KEY POINTS:
While the Australian cricket team is again rightly celebrating another Ashes victory bringing the series score against England to an emphatic 4-0, the comprehensive nature of the wins has one asking this question - is it healthy for test match cricket that one nation should be so dominant?
While Australia takes on all-comers and trounces them, at the other end of the scale countries such as Bangladesh and Zimbabwe are routinely thrashed by opponents, year in, year out.
Watching Australian captain Ricky Ponting get century after century against mediocre bowling might warm the hearts of Australian cricket-lovers, but it's not a good sign for world cricket.
It's reminiscent of the dominance of the West Indies between 1980 and 1994-95, when they did not lose a test series and sapped the life out of cricket for many spectators.
Like the West Indies in that golden era, Australia is a side that seems, with the aberration of the loss to England in the 2005 series, to bounce back from the toughest situations.
This makes it almost impossible for other sides to win more than one test match, if any, against Australia.
Even with gun bowlers Glenn McGrath and Shane Warne gone at the end of this summer, Australia's batting line-up and up-and-coming bowlers like Stuart Clark are likely to see it dominate the world scene for some years yet.
Australia's dominance is evidenced by these staggering statistics. Since the beginning of 1996 Australia has played 128 test matches, won 88 of them and lost only 22. In 2006 it played 10 tests and won all of them. In 2000 it played eight tests and also won every one, and in 2002 it won 10 of 11 tests.
At the other end of the scale we have Zimbabwe and Bangladesh. They are the permanent cellar-dwellers of world cricket. Since they were admitted to test cricket ranks, these countries combined have played 127 tests and won only nine - Bangladesh has one win from 44 tests and Zimbabwe eight from 83.
And New Zealand and the West Indies stand little or no chance of ever beating Australia.
So how do we ensure test match cricket is more balanced? How do we devise a system that makes it much more difficult for one country to be unofficial world champion for long stretches, as is the case today?
Apparently the world cricket authorities have a desire to make their game parallel to soccer in terms of global influence.
So how about taking a leaf out of soccer's book and adopting a tier system in which teams are relegated and promoted. One of the reasons why soccer is so popular across the globe is because it operates on this basis.
Small countries like Ecuador and Croatia have an opportunity to win World Cup qualifiers and then be "promoted" into the World Cup finals every four years.

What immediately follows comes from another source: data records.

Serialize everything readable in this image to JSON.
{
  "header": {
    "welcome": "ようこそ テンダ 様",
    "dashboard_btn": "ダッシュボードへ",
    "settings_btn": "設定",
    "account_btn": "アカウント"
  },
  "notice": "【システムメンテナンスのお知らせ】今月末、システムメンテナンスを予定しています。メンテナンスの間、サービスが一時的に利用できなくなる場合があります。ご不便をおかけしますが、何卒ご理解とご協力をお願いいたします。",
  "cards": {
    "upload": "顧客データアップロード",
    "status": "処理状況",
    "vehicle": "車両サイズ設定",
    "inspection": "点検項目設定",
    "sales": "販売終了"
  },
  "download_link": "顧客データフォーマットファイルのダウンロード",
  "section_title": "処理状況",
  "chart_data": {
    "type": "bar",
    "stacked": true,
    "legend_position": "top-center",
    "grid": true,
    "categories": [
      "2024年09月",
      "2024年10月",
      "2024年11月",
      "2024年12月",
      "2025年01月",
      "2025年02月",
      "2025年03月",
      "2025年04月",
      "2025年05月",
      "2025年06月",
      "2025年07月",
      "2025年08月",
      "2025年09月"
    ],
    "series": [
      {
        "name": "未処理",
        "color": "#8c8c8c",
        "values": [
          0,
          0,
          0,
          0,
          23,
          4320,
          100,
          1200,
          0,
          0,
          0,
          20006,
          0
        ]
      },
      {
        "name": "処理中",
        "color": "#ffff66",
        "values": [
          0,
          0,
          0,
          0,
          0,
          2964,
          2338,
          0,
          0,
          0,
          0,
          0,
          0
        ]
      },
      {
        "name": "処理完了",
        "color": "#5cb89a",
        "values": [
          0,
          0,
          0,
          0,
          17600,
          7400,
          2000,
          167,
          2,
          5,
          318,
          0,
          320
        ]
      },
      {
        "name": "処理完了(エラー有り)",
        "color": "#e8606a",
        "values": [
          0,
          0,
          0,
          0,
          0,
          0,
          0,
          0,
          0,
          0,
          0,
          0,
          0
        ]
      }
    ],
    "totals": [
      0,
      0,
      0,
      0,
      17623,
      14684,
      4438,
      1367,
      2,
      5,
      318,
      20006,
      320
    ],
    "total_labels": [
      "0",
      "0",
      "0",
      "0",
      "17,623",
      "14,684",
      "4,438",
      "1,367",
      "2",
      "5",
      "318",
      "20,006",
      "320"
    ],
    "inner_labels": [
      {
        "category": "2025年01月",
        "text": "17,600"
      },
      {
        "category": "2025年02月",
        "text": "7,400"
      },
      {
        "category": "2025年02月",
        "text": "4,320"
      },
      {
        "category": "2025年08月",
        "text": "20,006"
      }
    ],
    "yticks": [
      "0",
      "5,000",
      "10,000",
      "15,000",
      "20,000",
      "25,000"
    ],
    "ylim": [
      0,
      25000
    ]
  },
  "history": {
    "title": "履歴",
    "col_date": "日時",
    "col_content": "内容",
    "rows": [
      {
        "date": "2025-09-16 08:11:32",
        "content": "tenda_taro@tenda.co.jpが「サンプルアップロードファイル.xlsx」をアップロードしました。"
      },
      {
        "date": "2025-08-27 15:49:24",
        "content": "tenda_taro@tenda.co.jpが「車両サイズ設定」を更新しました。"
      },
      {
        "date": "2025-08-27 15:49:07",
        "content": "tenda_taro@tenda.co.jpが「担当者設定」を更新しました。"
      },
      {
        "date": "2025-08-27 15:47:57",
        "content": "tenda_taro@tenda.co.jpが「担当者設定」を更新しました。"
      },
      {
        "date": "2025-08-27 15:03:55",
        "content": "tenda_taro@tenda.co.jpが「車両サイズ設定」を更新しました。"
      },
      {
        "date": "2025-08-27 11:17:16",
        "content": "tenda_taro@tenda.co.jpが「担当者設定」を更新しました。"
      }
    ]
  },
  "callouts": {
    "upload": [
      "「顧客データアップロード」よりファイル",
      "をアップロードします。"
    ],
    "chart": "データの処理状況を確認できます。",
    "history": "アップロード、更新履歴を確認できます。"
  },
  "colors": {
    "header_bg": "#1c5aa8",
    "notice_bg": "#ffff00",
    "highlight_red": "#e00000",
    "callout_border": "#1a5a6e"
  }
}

One way to do this would be to create divisions of countries. Australia, England, India, South Africa and Pakistan and perhaps Sri Lanka would be a natural premier division.
New Zealand, Zimbabwe, Bangladesh and the West Indies would make up the next division.
The objective of growing test cricket in other countries would be enhanced if there was also a third division of test-playing countries such as Kenya, Canada, the Netherlands, Ireland, and Scotland - all countries which do quite well in the one-day sphere.
A relegation and promotion system, alongside a concerted effort by wealthy cricketing nations like Australia, India and England to assist lower division countries might ensure that test match cricket is not simply dominated by one of two countries for so long.
It will be no bad thing if Australia struggles one day against Bangladesh or Zimbabwe. That will simply show how healthy world cricket has become.
There is no reason why a series between Australia and India shouldn't attract the attention of the public and the media in the same way a series against England does.
As Shane Warne rightly observed last year, the test cricket system is allowing too many players to get cheap wickets and cheap runs. He is a fan of the promotion and relegation system.
"In [English] county cricket there are a lot more competitive games, a lot riding on each game, promotion and relegation is very, very important," Warne says.
Sure, watching Australia win is satisfying. But seeing Zimbabwe and Bangladesh struggling is not.
Both phenomena are symptoms of the failure of the current test cricket competition structure. It's time to level the playing field.
* Greg Barns is a columnist with the Hobart Mercury.